Il coronavirus e le Malattie Rare
Le Malattie Rare sono numerose, possono colpire tutte le età e manifestarsi con gradi variabili di complessità e gravità clinica, comportando anche esiti ingravescenti. I pazienti con malattia rara vanno quindi monitorati, tutelati e supportati con maggiore attenzione.

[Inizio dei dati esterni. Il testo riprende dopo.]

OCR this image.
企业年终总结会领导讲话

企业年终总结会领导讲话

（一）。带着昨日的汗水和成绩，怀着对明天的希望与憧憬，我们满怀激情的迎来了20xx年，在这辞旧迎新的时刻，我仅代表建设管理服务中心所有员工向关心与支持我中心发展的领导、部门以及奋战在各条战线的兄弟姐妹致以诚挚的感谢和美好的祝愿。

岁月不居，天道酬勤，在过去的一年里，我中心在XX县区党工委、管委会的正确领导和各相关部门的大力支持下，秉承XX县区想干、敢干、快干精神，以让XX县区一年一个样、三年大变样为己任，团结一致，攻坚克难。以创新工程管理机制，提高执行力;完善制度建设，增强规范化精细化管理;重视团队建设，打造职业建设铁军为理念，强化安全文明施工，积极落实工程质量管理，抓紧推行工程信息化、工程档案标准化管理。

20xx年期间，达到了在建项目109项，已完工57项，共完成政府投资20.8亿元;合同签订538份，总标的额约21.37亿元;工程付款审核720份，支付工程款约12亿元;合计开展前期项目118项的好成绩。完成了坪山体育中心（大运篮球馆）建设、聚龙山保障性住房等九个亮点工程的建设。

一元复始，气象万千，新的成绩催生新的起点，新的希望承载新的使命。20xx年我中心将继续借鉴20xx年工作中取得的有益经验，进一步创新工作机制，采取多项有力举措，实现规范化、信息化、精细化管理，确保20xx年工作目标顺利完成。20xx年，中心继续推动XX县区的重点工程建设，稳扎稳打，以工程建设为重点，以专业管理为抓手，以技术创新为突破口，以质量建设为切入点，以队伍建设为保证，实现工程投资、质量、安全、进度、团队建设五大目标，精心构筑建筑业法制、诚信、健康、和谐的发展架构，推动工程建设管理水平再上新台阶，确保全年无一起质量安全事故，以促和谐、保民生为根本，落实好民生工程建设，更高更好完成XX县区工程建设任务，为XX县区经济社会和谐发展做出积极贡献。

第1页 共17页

Non tutte le Malattie Rare presentano condizioni cliniche che aumentano il rischio di contrarre il virus o una maggiore probabilità di andare incontro a un decorso clinico più grave rispetto al resto della popolazione. Sono però da considerare a rischio aumentato i pazienti (bambini e adulti) con deficit immunitari, disabilità neuromotoria, patologie polmonari croniche, cardiopatie, malattie ematologiche e con patologie metaboliche ereditarie a rischio di scompenso acuto o portatori di dispositivi medici. Molti di loro , infatti, hanno necessità di assistenza continua, dalle terapie, ai trattamenti riabilitativi, ai dispositivi medici, spesso salvavita.
Sono pazienti particolarmente vulnerabili, più esposti al rischio di contagio da coronavirus, che quindi stanno vivendo un’emergenza nell’emergenza.

Oltre all’indagine conoscitiva messa in campo dal Centro Nazionale Malattie Rare dell’Istituto Superiore di Sanità e da UNIAMO-FIMR, di cui si parla nella presente nota (ricordiamo ancora il relativo link), altre iniziative si sono aggiunte ai servizi già attivi, in questo momento di emergenza sociosanitaria. da coronavirus (COVID-19), ai servizi già attivi:
Si tratta del Telefono Verde Malattie Rare dell’Istituto Superiore di Sanità (800 896949), gratuito e attivo da lunedì a venerdì (ore 9-13); del portale governativo www.malattierare.gov.it, con una sezione dedicata alle domande e risposte più frequenti su coronavirus e Malattie Rare; del sito di UNIAMO-FIMR, con una sezione dedicata ai servizi e alle informazioni utili per le Malattie Rare; del SAIO, Servizio di Ascolto, Informazione e Orientamento di UNIAMO-FIMR (numero 800 662541, gratuito e disponibile su appuntamento anche in videoconsulenza.